Meadville Tribune

December 10, 2012

West End first-grader thinks giving, not receiving

By Konstantine Fekos
Meadville Tribune

VERNON TOWNSHIP — How many children write to Santa Claus asking not to receive gifts?

Regardless of guesses and popular opinion, this request makes perfect sense to first-grader Lilly Groover, who instead asked for help purchasing items for the world’s poor.

That such a young girl’s spirit of giving knows no boundaries served to impress not only her family in Meadville, but also her teachers and peers at West End Elementary School in Vernon Township.

“She came to me one night, wanting to help someone in need,” said mother Susan Groover. “We made a list of charities and decided on Samaritan’s Purse.”

In addition to local charities, the Groover family has donated to the international Christian relief group for years via the Operation Christmas Child program, hoping to aid in the organization’s spiritual and physical service to victims of war, poverty, natural disasters and disease in more than 100 countries worldwide.

“It takes a 6-year-old heart to think of something like that,” Susan Groover added. “I started crying when she told me about it; I was so touched.”

The letter, typed on mom’s laptop in late October, circulated around Jennifer Simpson’s first-grade class, sending ripples of excitement that reached the administration office.

“We’re very proud of Lilly for writing the letter, and the class for embracing it,” said West End Elementary Principal Tamara Clark. “It’s very heartening; it really shows the spirit of the community.”

While impressed with the thought coming from students so young, Clark wasn’t surprised by another charity initiative launched from within school walls, having assisted students most recently with Hurricane Sandy relief efforts for East Coast states.

“It’s not charity for the sake of charity,” she explained. “The kids want to make a difference in the world. For Lilly to have put together that letter is remarkable.”

Below her introductory request, Lilly Groover listed several preferred items she believes best represent the needs of impoverished nations.

Items, available from the Samaritan’s Purse catalog, include blankets, milk, a week’s worth of food for adults and infants, mosquito nets, baby chicks, rabbits and stuffed lambs, specifically stuffed lambs that read “Jesus loves me,” for holiday significance.

“I am not expecting to purchase every item, but this is my top eight choices out of the catalog,” Lilly Groover writes. “I feel that God has led me to make this important decision to help others this Christmas season.”

Now a ‘class act’

Despite her adamant desire to help those in need, Lilly Groover was originally reticent to share her letter with others, addressing it to relatives and of course, Santa Claus. Overcoming shyness, with the support of her family, she read her letter in front of her class Wednesday morning.

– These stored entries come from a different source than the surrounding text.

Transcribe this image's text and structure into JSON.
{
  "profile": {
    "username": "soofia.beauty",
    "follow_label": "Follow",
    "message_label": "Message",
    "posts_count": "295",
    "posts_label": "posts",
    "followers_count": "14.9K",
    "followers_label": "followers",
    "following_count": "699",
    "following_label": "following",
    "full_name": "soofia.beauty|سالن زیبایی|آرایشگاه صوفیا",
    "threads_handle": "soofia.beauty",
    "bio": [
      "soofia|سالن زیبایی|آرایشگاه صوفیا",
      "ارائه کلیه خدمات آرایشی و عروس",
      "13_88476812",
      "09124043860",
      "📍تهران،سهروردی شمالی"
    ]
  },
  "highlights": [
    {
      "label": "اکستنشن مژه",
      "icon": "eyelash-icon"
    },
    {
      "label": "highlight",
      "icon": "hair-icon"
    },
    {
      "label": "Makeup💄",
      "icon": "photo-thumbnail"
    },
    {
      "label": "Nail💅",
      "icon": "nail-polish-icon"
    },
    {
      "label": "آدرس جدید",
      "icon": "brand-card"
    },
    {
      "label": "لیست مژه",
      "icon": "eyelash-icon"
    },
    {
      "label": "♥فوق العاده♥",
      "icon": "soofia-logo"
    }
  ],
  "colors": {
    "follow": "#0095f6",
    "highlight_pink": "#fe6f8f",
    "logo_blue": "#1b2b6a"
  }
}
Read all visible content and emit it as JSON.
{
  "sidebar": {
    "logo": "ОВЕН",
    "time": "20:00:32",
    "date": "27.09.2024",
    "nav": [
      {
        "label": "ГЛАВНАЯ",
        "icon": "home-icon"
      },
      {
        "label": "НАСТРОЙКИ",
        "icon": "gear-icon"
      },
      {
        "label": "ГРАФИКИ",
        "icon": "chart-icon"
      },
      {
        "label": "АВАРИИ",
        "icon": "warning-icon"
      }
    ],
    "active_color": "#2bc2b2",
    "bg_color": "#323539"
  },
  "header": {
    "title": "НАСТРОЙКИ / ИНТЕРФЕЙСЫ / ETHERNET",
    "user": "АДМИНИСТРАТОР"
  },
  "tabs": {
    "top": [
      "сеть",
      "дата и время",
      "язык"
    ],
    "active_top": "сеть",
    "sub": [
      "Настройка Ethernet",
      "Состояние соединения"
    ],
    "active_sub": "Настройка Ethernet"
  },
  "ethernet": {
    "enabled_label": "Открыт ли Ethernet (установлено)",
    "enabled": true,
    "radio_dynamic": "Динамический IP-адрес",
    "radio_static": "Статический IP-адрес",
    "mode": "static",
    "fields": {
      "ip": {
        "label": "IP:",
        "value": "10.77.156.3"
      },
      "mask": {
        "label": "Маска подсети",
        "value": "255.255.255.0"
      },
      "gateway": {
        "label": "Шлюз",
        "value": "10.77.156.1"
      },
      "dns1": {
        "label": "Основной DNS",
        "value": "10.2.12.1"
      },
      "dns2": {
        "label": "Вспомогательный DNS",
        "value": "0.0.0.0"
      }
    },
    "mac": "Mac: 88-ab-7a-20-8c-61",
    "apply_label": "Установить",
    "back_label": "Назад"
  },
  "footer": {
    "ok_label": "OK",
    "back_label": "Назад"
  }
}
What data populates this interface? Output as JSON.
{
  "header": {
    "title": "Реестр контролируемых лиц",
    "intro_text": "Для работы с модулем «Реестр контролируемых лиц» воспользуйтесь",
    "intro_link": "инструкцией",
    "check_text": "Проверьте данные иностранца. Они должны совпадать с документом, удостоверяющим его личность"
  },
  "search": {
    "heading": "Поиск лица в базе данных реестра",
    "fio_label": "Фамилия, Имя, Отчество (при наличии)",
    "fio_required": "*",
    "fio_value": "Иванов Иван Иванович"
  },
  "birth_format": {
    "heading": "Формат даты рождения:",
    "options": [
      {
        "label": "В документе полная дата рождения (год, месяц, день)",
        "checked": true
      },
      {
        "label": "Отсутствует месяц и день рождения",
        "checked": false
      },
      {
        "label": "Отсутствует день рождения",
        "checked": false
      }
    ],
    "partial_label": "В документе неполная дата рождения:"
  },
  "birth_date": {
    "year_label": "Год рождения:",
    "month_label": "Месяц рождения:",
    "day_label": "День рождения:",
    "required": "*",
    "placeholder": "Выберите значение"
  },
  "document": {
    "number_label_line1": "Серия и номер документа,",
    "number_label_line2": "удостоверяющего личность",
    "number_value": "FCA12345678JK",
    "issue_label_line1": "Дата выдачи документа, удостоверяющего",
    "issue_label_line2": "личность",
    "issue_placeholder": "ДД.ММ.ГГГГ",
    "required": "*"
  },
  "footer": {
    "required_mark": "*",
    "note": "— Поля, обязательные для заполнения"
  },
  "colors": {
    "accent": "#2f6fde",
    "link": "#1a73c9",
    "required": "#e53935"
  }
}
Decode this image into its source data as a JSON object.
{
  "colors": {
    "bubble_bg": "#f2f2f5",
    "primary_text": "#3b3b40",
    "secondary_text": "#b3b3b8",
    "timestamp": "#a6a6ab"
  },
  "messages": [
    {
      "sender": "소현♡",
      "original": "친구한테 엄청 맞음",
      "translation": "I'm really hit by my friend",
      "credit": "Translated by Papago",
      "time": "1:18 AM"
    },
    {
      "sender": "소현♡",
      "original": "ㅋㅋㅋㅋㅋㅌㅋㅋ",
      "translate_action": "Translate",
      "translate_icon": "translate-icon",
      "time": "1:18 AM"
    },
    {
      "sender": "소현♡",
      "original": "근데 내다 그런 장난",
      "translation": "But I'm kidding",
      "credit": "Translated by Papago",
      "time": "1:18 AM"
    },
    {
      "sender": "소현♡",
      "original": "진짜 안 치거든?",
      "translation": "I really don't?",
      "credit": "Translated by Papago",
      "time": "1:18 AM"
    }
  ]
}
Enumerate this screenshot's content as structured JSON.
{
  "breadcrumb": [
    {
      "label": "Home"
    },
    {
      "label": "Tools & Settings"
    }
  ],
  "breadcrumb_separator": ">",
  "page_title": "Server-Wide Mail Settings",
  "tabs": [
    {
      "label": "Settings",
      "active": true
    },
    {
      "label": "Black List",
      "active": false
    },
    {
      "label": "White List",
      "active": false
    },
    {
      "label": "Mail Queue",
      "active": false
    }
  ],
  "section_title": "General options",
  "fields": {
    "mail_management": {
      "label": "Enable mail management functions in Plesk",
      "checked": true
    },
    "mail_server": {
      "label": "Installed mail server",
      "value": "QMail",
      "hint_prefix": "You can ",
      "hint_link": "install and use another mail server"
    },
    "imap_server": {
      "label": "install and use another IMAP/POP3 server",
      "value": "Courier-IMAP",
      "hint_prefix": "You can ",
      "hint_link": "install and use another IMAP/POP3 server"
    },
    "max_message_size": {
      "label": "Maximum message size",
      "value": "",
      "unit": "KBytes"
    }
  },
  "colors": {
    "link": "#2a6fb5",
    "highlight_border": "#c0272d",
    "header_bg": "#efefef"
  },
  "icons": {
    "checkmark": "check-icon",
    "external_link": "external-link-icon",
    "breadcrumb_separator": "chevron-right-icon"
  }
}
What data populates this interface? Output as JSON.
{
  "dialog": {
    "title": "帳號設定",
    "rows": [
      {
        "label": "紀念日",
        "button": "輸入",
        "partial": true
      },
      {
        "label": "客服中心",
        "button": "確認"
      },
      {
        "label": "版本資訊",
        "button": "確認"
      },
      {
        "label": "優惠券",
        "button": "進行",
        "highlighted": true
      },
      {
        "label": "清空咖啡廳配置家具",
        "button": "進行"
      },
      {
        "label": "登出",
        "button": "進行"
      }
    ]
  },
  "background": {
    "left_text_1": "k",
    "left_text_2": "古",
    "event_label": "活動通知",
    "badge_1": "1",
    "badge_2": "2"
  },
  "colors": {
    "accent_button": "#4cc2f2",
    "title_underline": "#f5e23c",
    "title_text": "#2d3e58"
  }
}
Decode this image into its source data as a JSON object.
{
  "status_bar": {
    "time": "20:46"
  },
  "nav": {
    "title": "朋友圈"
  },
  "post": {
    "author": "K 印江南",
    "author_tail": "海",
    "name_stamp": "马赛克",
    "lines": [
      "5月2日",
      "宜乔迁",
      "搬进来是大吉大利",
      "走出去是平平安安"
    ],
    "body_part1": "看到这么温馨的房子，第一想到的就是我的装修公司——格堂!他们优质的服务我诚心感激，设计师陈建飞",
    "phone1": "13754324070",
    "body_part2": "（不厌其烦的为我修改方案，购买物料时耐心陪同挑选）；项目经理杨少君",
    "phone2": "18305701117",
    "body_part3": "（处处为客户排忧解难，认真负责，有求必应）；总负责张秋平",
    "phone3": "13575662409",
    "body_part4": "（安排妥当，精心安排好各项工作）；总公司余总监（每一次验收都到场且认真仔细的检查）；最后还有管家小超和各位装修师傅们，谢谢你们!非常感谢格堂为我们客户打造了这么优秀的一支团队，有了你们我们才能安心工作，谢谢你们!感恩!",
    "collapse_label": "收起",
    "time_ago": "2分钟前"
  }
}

“We decided the best support would be to make it a class project to keep it between people she knows; she’s very humble about the whole situation,” said Simpson. “She gets it. She articulates how she wants to help and how important it is to help others on a global scale.”

Simpson plans to send order forms home with her students today, highlighting the letter’s eight items in order to fulfill Lilly Groover’s request, each of which is $20 or less.

“The kids are so excited to jump on board with donations and generosity,” she observed, pleased with the seasonal rollover of her class’ general teachings of kindness and support with emphasis on philanthropy.

Simpson plans to collect order forms from Dec. 10 to 21 to complete the project in time for holiday break.

“It’s really inspiring; not just for first-graders, but for everyone,” she concluded. “It reminds us what the holidays are really about.”

West End Elementary administrators and guidance counselors echoed Simpson’s remarks and expressed their pride in student initiatives to give back to their community as well as communities beyond.

“If we raise service-minded children at this age, we can count on them to serve in the future,” said Clark. “I think the general public would be surprised at how frequently our students open their hearts to help those in need.”

While Lilly still shies away from the recent publicity of her generous endeavor, her mother revealed her daughter’s happiness and excitement regarding the considerable response from both mentors and peers.

“Lilly is excited that others are going to help; it’s a wonderful thing that we never expected,” Susan Groover said. “And she still hasn’t asked for a Christmas present.”